Volkswagen AG lost 2.3 percent as a gauge of carmakers was the worst performing group on the regional-benchmark Stoxx Europe 600 Index. Deutsche Lufthansa AG, Europe’s second-biggest airline, fell 3.2 percent, following its European peers lower.
The DAX slipped 1 percent to 8,157.9 at the close of trading in Frankfurt. The gauge has lost 4.4 percent since May 22 as the Federal Reserve said it may reduce bond purchases if the economy improves sustainably.

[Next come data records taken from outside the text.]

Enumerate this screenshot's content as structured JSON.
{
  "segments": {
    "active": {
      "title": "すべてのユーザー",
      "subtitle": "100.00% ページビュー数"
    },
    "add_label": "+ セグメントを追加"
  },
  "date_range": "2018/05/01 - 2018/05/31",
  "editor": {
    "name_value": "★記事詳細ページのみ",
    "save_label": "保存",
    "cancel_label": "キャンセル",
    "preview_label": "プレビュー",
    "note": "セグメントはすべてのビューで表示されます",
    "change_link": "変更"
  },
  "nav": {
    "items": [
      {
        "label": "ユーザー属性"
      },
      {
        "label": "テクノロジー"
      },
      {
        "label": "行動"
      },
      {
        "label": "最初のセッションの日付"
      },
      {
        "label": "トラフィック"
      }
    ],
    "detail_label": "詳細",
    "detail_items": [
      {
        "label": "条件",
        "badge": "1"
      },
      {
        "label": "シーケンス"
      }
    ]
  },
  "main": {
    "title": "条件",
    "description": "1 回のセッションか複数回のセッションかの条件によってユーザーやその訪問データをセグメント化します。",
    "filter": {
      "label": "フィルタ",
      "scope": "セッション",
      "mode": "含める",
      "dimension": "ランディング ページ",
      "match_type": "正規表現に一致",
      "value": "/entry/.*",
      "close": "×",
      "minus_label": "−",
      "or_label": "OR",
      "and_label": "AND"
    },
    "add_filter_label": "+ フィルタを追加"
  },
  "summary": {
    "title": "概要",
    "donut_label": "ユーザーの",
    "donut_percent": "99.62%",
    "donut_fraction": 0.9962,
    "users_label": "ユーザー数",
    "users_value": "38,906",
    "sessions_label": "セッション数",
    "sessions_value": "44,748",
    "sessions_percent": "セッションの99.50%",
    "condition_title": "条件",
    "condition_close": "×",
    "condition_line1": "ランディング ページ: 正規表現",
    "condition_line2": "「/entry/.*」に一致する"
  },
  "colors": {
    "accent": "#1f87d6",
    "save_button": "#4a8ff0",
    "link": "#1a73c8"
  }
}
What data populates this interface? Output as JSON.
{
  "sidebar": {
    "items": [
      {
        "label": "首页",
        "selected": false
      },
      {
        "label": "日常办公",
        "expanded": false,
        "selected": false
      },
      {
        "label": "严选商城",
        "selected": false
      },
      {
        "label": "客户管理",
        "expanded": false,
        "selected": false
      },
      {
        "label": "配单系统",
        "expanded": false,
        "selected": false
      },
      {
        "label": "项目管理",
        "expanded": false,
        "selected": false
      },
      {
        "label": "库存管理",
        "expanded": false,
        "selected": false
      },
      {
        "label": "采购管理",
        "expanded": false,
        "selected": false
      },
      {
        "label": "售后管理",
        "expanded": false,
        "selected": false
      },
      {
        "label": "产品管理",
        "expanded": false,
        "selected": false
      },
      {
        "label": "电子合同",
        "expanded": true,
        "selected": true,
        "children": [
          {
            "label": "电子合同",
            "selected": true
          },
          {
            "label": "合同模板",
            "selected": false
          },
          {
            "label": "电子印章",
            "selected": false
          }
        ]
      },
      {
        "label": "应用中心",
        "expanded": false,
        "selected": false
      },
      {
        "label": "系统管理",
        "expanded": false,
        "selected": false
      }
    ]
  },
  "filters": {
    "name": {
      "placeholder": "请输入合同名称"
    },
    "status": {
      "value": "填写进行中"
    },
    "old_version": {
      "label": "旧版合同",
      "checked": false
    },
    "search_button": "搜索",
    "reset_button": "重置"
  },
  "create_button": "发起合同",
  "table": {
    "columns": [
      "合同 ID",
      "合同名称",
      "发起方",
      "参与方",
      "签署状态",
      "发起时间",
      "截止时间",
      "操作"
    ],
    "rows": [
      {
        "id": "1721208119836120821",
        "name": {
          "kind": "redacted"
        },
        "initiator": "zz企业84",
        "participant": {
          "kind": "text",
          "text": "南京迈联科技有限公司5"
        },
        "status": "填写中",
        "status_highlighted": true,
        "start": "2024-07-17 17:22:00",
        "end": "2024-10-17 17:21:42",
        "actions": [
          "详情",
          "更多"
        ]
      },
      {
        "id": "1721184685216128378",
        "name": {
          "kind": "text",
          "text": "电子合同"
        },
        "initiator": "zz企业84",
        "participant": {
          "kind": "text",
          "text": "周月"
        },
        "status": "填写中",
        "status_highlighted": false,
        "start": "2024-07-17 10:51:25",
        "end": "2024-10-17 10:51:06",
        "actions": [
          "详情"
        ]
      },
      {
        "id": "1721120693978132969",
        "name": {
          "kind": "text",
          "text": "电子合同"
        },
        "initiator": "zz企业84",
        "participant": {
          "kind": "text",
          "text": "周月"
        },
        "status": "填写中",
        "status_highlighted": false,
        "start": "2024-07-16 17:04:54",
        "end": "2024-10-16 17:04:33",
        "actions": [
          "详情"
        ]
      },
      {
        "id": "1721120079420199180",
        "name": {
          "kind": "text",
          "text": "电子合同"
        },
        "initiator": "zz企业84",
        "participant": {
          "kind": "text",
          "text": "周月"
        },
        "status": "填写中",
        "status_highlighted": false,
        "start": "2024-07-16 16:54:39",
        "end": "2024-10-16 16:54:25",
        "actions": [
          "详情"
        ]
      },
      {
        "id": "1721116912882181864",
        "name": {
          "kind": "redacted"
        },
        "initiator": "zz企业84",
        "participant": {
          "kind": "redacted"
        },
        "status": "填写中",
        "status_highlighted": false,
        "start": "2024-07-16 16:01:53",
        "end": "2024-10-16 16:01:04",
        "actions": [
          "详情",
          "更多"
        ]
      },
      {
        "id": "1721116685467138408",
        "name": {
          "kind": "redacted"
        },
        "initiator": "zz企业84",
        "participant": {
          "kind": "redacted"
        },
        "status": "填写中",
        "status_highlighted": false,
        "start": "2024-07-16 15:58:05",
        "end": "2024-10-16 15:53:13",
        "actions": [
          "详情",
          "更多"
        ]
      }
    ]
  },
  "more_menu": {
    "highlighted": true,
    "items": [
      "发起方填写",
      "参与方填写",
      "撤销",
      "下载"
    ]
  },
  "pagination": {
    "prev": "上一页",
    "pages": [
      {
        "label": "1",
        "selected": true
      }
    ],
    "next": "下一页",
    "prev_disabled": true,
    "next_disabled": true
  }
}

The HDAX Index fell 1.1 percent today.
“Even before the Syrian geopolitical risk came to the fore, equities were on a weak footing due to the looming Fed’s September tapering,” Jamal Meliani, a strategist at Newedge in Paris, said in e-mailed comments. “In a worst case scenario of a U.S.-led intervention being protracted, the Fed would probably delay the start of tapering but this would be of little help to equities in a context of extreme risk aversion.”
The volume of shares changing hands in DAX-listed companies was 14 percent higher than the average of the last 30 days, according to data compiled by Bloomberg.

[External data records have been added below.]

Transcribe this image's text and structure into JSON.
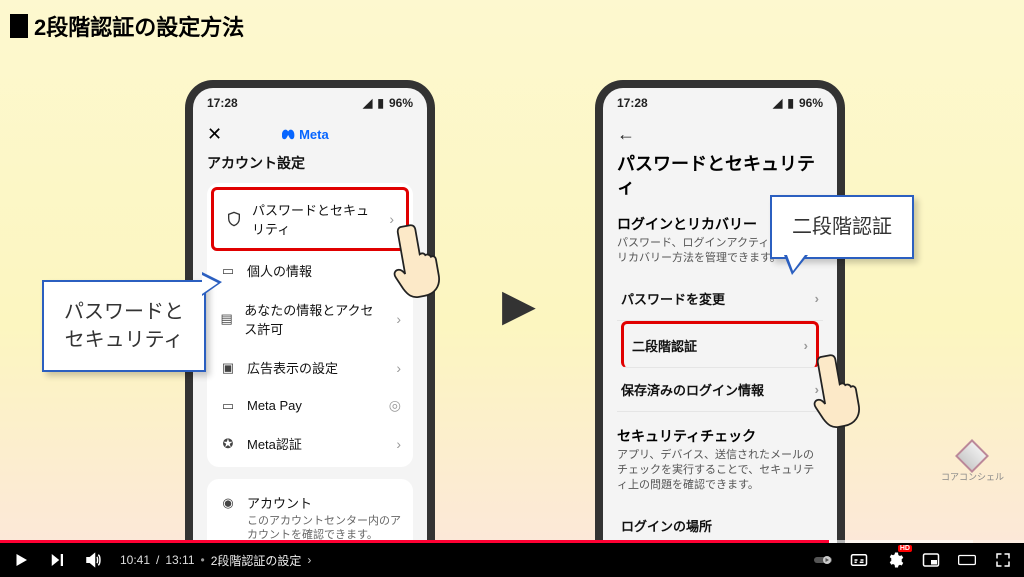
{
  "slide": {
    "title": "2段階認証の設定方法"
  },
  "statusbar": {
    "time": "17:28",
    "battery": "96%"
  },
  "phoneLeft": {
    "brand": "Meta",
    "header": "アカウント設定",
    "items": {
      "password": "パスワードとセキュリティ",
      "personal": "個人の情報",
      "yourinfo": "あなたの情報とアクセス許可",
      "adpref": "広告表示の設定",
      "metapay": "Meta Pay",
      "metaauth": "Meta認証"
    },
    "account": {
      "title": "アカウント",
      "desc": "このアカウントセンター内のアカウントを確認できます。"
    }
  },
  "phoneRight": {
    "heading": "パスワードとセキュリティ",
    "login": {
      "title": "ログインとリカバリー",
      "desc": "パスワード、ログインアクティビティ、リカバリー方法を管理できます。"
    },
    "rows": {
      "changepw": "パスワードを変更",
      "twofa": "二段階認証",
      "saved": "保存済みのログイン情報"
    },
    "seccheck": {
      "title": "セキュリティチェック",
      "desc": "アプリ、デバイス、送信されたメールのチェックを実行することで、セキュリティ上の問題を確認できます。"
    },
    "loginplace": "ログインの場所"
  },
  "callouts": {
    "left1": "パスワードと",
    "left2": "セキュリティ",
    "right": "二段階認証"
  },
  "brand": {
    "name": "コアコンシェル"
  },
  "player": {
    "current": "10:41",
    "duration": "13:11",
    "chapter": "2段階認証の設定",
    "hd": "HD"
  }
}
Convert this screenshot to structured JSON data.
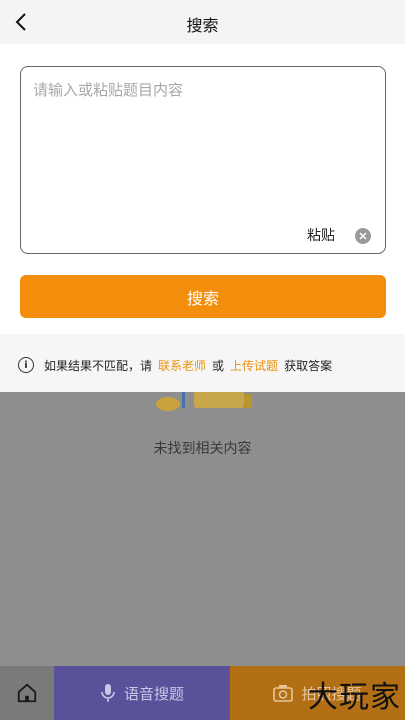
{
  "header": {
    "title": "搜索"
  },
  "search": {
    "placeholder": "请输入或粘贴题目内容",
    "paste_label": "粘贴",
    "button_label": "搜索"
  },
  "notice": {
    "prefix": "如果结果不匹配，请",
    "link_contact": "联系老师",
    "middle": "或",
    "link_upload": "上传试题",
    "suffix": "获取答案"
  },
  "empty_state": {
    "text": "未找到相关内容"
  },
  "bottom_bar": {
    "voice_label": "语音搜题",
    "photo_label": "拍照搜题",
    "watermark": "大玩家"
  },
  "colors": {
    "accent": "#f28e0b",
    "link": "#e8920d",
    "voice": "#59529a"
  }
}
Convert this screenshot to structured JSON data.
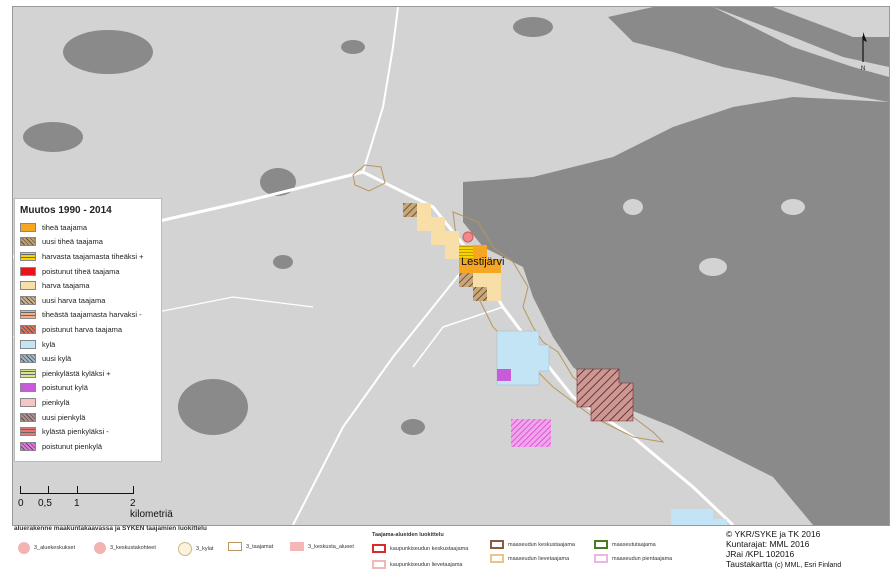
{
  "map": {
    "place_label": "Lestijärvi",
    "colors": {
      "land": "#d3d3d3",
      "water": "#8a8a8a",
      "road": "#ffffff"
    }
  },
  "legend": {
    "title": "Muutos 1990 - 2014",
    "items": [
      {
        "label": "tiheä taajama",
        "color": "#f5a623",
        "pattern": "solid"
      },
      {
        "label": "uusi tiheä taajama",
        "color": "#c8a15a",
        "pattern": "hatch"
      },
      {
        "label": "harvasta taajamasta tiheäksi +",
        "color": "#f6d400",
        "pattern": "hlines"
      },
      {
        "label": "poistunut tiheä taajama",
        "color": "#e8141b",
        "pattern": "solid"
      },
      {
        "label": "harva taajama",
        "color": "#f8dfa8",
        "pattern": "solid"
      },
      {
        "label": "uusi harva taajama",
        "color": "#c9b18a",
        "pattern": "hatch"
      },
      {
        "label": "tiheästä taajamasta harvaksi -",
        "color": "#f1b08a",
        "pattern": "hlines"
      },
      {
        "label": "poistunut harva taajama",
        "color": "#ef6a4a",
        "pattern": "hatch"
      },
      {
        "label": "kylä",
        "color": "#c3e4f5",
        "pattern": "solid"
      },
      {
        "label": "uusi kylä",
        "color": "#9fb8c8",
        "pattern": "hatch"
      },
      {
        "label": "pienkylästä kyläksi +",
        "color": "#d7e88a",
        "pattern": "hlines"
      },
      {
        "label": "poistunut kylä",
        "color": "#c75bd9",
        "pattern": "solid"
      },
      {
        "label": "pienkylä",
        "color": "#f6c6c6",
        "pattern": "solid"
      },
      {
        "label": "uusi pienkylä",
        "color": "#b88c8c",
        "pattern": "hatch"
      },
      {
        "label": "kylästä pienkyläksi -",
        "color": "#e57777",
        "pattern": "hlines"
      },
      {
        "label": "poistunut pienkylä",
        "color": "#e377e0",
        "pattern": "hatch"
      }
    ]
  },
  "scale": {
    "labels": [
      "0",
      "0,5",
      "1",
      "2 kilometriä"
    ]
  },
  "north_label": "N",
  "bottom_legend": {
    "heading": "aluerakenne maakuntakaavassa ja SYKEN taajamien luokittelu",
    "items": [
      {
        "label": "3_aluekeskukset",
        "color": "#f3b3b3",
        "kind": "circle"
      },
      {
        "label": "3_keskustakohteet",
        "color": "#f3b3b3",
        "kind": "circle"
      },
      {
        "label": "3_kylat",
        "color": "#fbf3dc",
        "kind": "circle"
      },
      {
        "label": "3_taajamat",
        "color": "#ffffff",
        "kind": "box"
      },
      {
        "label": "3_keskusta_alueet",
        "color": "#f4b6b6",
        "kind": "box"
      }
    ],
    "taajama_heading": "Taajama-alueiden luokittelu",
    "taajama_items": [
      {
        "label": "kaupunkiseudun keskustaajama",
        "color": "#d92b2b"
      },
      {
        "label": "kaupunkiseudun lievetaajama",
        "color": "#f2b8b8"
      },
      {
        "label": "maaseudun keskustaajama",
        "color": "#8a5a44"
      },
      {
        "label": "maaseudun lievetaajama",
        "color": "#e9c58a"
      },
      {
        "label": "maaseututaajama",
        "color": "#4a7a1f"
      },
      {
        "label": "maaseudun pientaajama",
        "color": "#e8b8e0"
      }
    ]
  },
  "credits": {
    "line1": "© YKR/SYKE ja TK 2016",
    "line2": "Kuntarajat: MML 2016",
    "line3": "JRai /KPL 102016",
    "line4a": "Taustakartta",
    "line4b": "(c) MML, Esri Finland"
  }
}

The U.S., France and Britain are moving closer to military action against Syria, laying out the justification, putting forces into place and rounding up allies in the region.
President Barack Obama plans to release an intelligence assessment this week and U.K. Prime Minister David Cameron said Britain will put forward a draft resolution at the United Nations today authorizing action to protect civilians.

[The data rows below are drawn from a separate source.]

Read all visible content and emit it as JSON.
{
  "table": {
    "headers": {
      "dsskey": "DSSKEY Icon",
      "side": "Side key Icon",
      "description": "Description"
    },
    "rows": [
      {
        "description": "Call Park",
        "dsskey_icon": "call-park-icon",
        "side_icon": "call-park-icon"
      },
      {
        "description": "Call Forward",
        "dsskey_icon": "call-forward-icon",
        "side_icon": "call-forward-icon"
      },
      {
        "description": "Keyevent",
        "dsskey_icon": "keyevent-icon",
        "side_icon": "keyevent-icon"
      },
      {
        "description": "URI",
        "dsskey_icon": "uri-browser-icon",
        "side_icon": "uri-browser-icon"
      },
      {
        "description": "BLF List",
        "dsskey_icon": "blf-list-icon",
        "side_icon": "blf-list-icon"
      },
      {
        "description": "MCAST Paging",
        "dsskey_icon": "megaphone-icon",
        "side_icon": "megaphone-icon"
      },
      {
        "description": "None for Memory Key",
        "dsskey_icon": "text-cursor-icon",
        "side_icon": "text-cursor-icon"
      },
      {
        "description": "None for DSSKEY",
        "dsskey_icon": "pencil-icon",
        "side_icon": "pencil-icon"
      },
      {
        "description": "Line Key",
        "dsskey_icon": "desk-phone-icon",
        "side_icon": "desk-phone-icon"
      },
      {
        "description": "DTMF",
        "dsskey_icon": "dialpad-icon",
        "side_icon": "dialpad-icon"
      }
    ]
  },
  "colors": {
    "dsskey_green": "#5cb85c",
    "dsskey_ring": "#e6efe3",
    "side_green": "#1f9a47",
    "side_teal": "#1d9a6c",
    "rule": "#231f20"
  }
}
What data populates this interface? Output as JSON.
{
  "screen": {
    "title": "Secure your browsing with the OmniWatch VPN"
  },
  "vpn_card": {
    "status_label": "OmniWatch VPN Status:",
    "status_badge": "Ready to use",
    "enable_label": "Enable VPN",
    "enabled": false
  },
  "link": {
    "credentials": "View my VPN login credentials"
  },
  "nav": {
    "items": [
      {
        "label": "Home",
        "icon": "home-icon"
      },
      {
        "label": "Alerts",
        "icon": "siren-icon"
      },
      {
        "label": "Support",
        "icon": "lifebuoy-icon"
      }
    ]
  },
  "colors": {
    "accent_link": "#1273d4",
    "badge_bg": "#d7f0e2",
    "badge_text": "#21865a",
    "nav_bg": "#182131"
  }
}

“The poison gas in Syria, the potential intervention of U.S. soldiers and a further escalation in this powder-keg remain the key triggers also on the trading floor,” Roger Peeters, chief executive officer at Close Brothers Seydler Research in Frankfurt, wrote in an e-mail. “Markets are alienated by the insecurity and the unknown indirect consequences in a region which is affected by a lot of disturbances.”
Fewer Americans signed contracts in July to buy previously owned homes, figures from the National Association of Realtors showed today in Washington.
The index of pending home sales dropped 1.3 percent, the most this year, after a 0.4 percent decrease in June. Economists forecast no change in the gauge from the month before, according to a median estimate in a Bloomberg survey.
A measure of auto-related companies declined the most on the Stoxx 600 as China’s official Xinhua News Agency reported that the Asian nation plans to widen the scope of its consumption tax to include more luxury goods. China is also targeting goods that cause heavy pollution or use excessive levels of energy for consumption tax adjustments, Xinhua said on its official microblog today.
Volkswagen, Europe’s biggest automaker, lost 2.3 percent to 172.30 euros. Bayerische Motoren Werke AG, the world’s largest manufacturer of luxury vehicles, declined 1.7 percent to 71.75 euros. Daimler AG, the third-biggest luxury-vehicle maker, fell 2.1 percent to 51.79 euros. Continental AG, Europe’s second-largest auto-parts supplier, lost 4.1 percent to 112 euros.
Travel and leisure companies posted the third-largest decline on the Stoxx 600 as the price of oil advanced. Lufthansa fell 3.2 percent to 13.49 euros, its lowest price since Dec. 11.
RWE AG and EON AG, Germany’s largest utility companies, rose 2.9 percent to 21.34 euros, and 1.7 percent to 12.21 euros, respectively. A gauge of utility-related companies was the second-best performer on the Stoxx 600.